1-20-17 "Nasty Women" exhibit
A view of the final installation of the "Nasty Women," which was on display at the Knockdown Heart in Queens from January 12 to 15. The show raised more than $42,000 for Planned Parenthood. Maris Hutchinson/EPW Studio

"Sometimes when I commencement on a project, I think, 'Well what do I want?'" Fiore says. "Earlier this inauguration and march," she idea, "I would like to go to something where I take this experience of connecting with people, so that I'm fortified to face what's alee." And indeed, she told Newsweek on Monday, sitting down for the first time since finishing the de-install, "I got dose of positivity and connection. I'grand going to hold on to that."

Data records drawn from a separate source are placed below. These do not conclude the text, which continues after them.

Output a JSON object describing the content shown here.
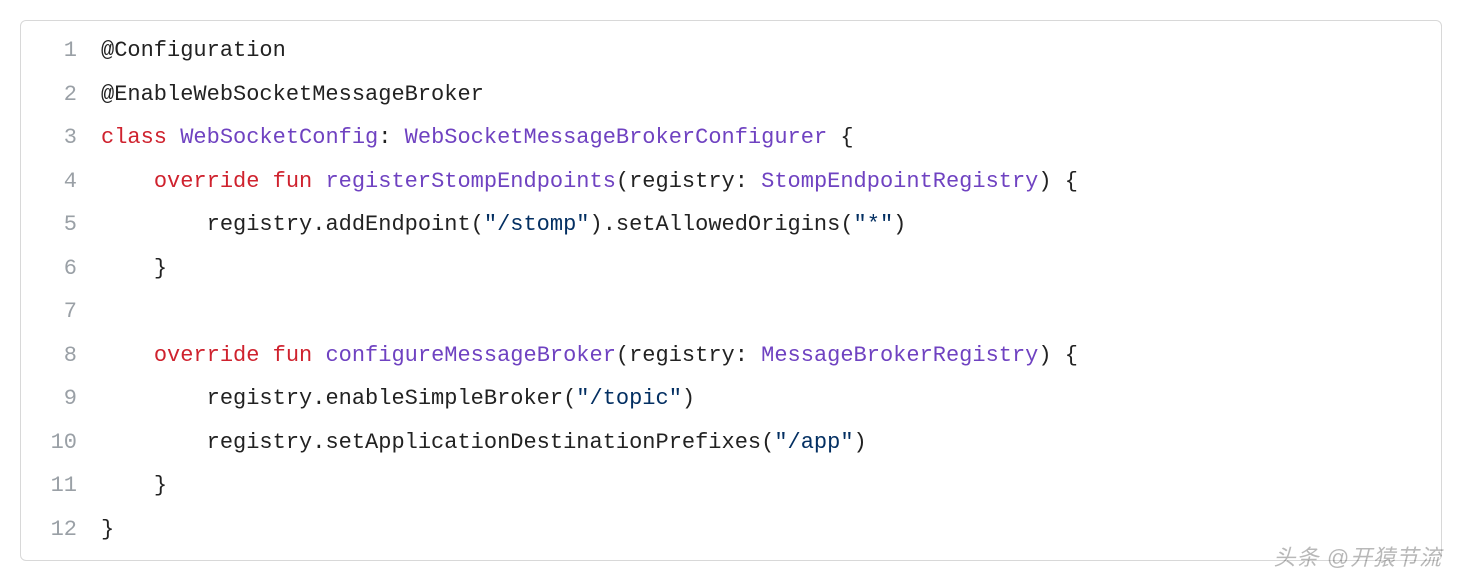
{
  "code": {
    "lines": [
      {
        "n": "1",
        "indent": 0,
        "tokens": [
          {
            "t": "@Configuration",
            "c": "tok-annotation"
          }
        ]
      },
      {
        "n": "2",
        "indent": 0,
        "tokens": [
          {
            "t": "@EnableWebSocketMessageBroker",
            "c": "tok-annotation"
          }
        ]
      },
      {
        "n": "3",
        "indent": 0,
        "tokens": [
          {
            "t": "class",
            "c": "tok-keyword"
          },
          {
            "t": " ",
            "c": ""
          },
          {
            "t": "WebSocketConfig",
            "c": "tok-type"
          },
          {
            "t": ": ",
            "c": "tok-punct"
          },
          {
            "t": "WebSocketMessageBrokerConfigurer",
            "c": "tok-type"
          },
          {
            "t": " {",
            "c": "tok-punct"
          }
        ]
      },
      {
        "n": "4",
        "indent": 1,
        "tokens": [
          {
            "t": "override",
            "c": "tok-keyword"
          },
          {
            "t": " ",
            "c": ""
          },
          {
            "t": "fun",
            "c": "tok-keyword"
          },
          {
            "t": " ",
            "c": ""
          },
          {
            "t": "registerStompEndpoints",
            "c": "tok-func"
          },
          {
            "t": "(",
            "c": "tok-punct"
          },
          {
            "t": "registry",
            "c": "tok-param"
          },
          {
            "t": ": ",
            "c": "tok-punct"
          },
          {
            "t": "StompEndpointRegistry",
            "c": "tok-type"
          },
          {
            "t": ")",
            "c": "tok-punct"
          },
          {
            "t": " {",
            "c": "tok-punct"
          }
        ]
      },
      {
        "n": "5",
        "indent": 2,
        "tokens": [
          {
            "t": "registry.addEndpoint(",
            "c": "tok-plain"
          },
          {
            "t": "\"/stomp\"",
            "c": "tok-string"
          },
          {
            "t": ").setAllowedOrigins(",
            "c": "tok-plain"
          },
          {
            "t": "\"*\"",
            "c": "tok-string"
          },
          {
            "t": ")",
            "c": "tok-plain"
          }
        ]
      },
      {
        "n": "6",
        "indent": 1,
        "tokens": [
          {
            "t": "}",
            "c": "tok-punct"
          }
        ]
      },
      {
        "n": "7",
        "indent": 0,
        "tokens": [
          {
            "t": "",
            "c": ""
          }
        ]
      },
      {
        "n": "8",
        "indent": 1,
        "tokens": [
          {
            "t": "override",
            "c": "tok-keyword"
          },
          {
            "t": " ",
            "c": ""
          },
          {
            "t": "fun",
            "c": "tok-keyword"
          },
          {
            "t": " ",
            "c": ""
          },
          {
            "t": "configureMessageBroker",
            "c": "tok-func"
          },
          {
            "t": "(",
            "c": "tok-punct"
          },
          {
            "t": "registry",
            "c": "tok-param"
          },
          {
            "t": ": ",
            "c": "tok-punct"
          },
          {
            "t": "MessageBrokerRegistry",
            "c": "tok-type"
          },
          {
            "t": ")",
            "c": "tok-punct"
          },
          {
            "t": " {",
            "c": "tok-punct"
          }
        ]
      },
      {
        "n": "9",
        "indent": 2,
        "tokens": [
          {
            "t": "registry.enableSimpleBroker(",
            "c": "tok-plain"
          },
          {
            "t": "\"/topic\"",
            "c": "tok-string"
          },
          {
            "t": ")",
            "c": "tok-plain"
          }
        ]
      },
      {
        "n": "10",
        "indent": 2,
        "tokens": [
          {
            "t": "registry.setApplicationDestinationPrefixes(",
            "c": "tok-plain"
          },
          {
            "t": "\"/app\"",
            "c": "tok-string"
          },
          {
            "t": ")",
            "c": "tok-plain"
          }
        ]
      },
      {
        "n": "11",
        "indent": 1,
        "tokens": [
          {
            "t": "}",
            "c": "tok-punct"
          }
        ]
      },
      {
        "n": "12",
        "indent": 0,
        "tokens": [
          {
            "t": "}",
            "c": "tok-punct"
          }
        ]
      }
    ],
    "indent_unit": "    "
  },
  "watermark": "头条 @开猿节流"
}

In add-on to submissions for the Queens show, Fiore and her team got a slew of people inquiring well-nigh whether they would tour the exhibit to other locations. So they ready a simple system to allow others to organize their own iterations. They would share their graphics, language and website and promote any self-organized "Nasty Women" exhibit as long as information technology was a fundraiser for an organization that supports women's rights and the organizers made an try to have as diverse a group of artists represented as possible. The long list of shows at "other nasty venues" includes Detroit, San Diego, Charleston, Phoenix, Memphis, Lubbock, Lexington, Portland and San Francisco, as well every bit Melbourne, Lisbon, Cambridge and Amsterdam.

"Doing a project similar this made it very real that we're non alone. In item in that location'southward women all over this state… willing to stand up and fight for their rights," Fiore says. By creating a slice of artwork to contribute to the "Nasty Women" exhibit in Queens or one of the many popping up elsewhere, they are each "calculation a very loud articulate voice to a choir that's maxim, 'Hell no!'"

These are some of the starting time instances since Trump's election of women using visual art to to protest the incoming administration. And with reports on Thursday that the new president could cut funding for initiatives to finish violence against women and eliminate the National Endowment for the Arts—forth with his previous promises to appoint an anti-abortion judges and the fact that he's surrounded himself with people like Mike Pence, whose record on women's rights and LGBT issues is horrendous—such work simply seems more urgent.

The visual art and other protests must continue, Fiore says. "The times are such that this now has to be a part of everyday life."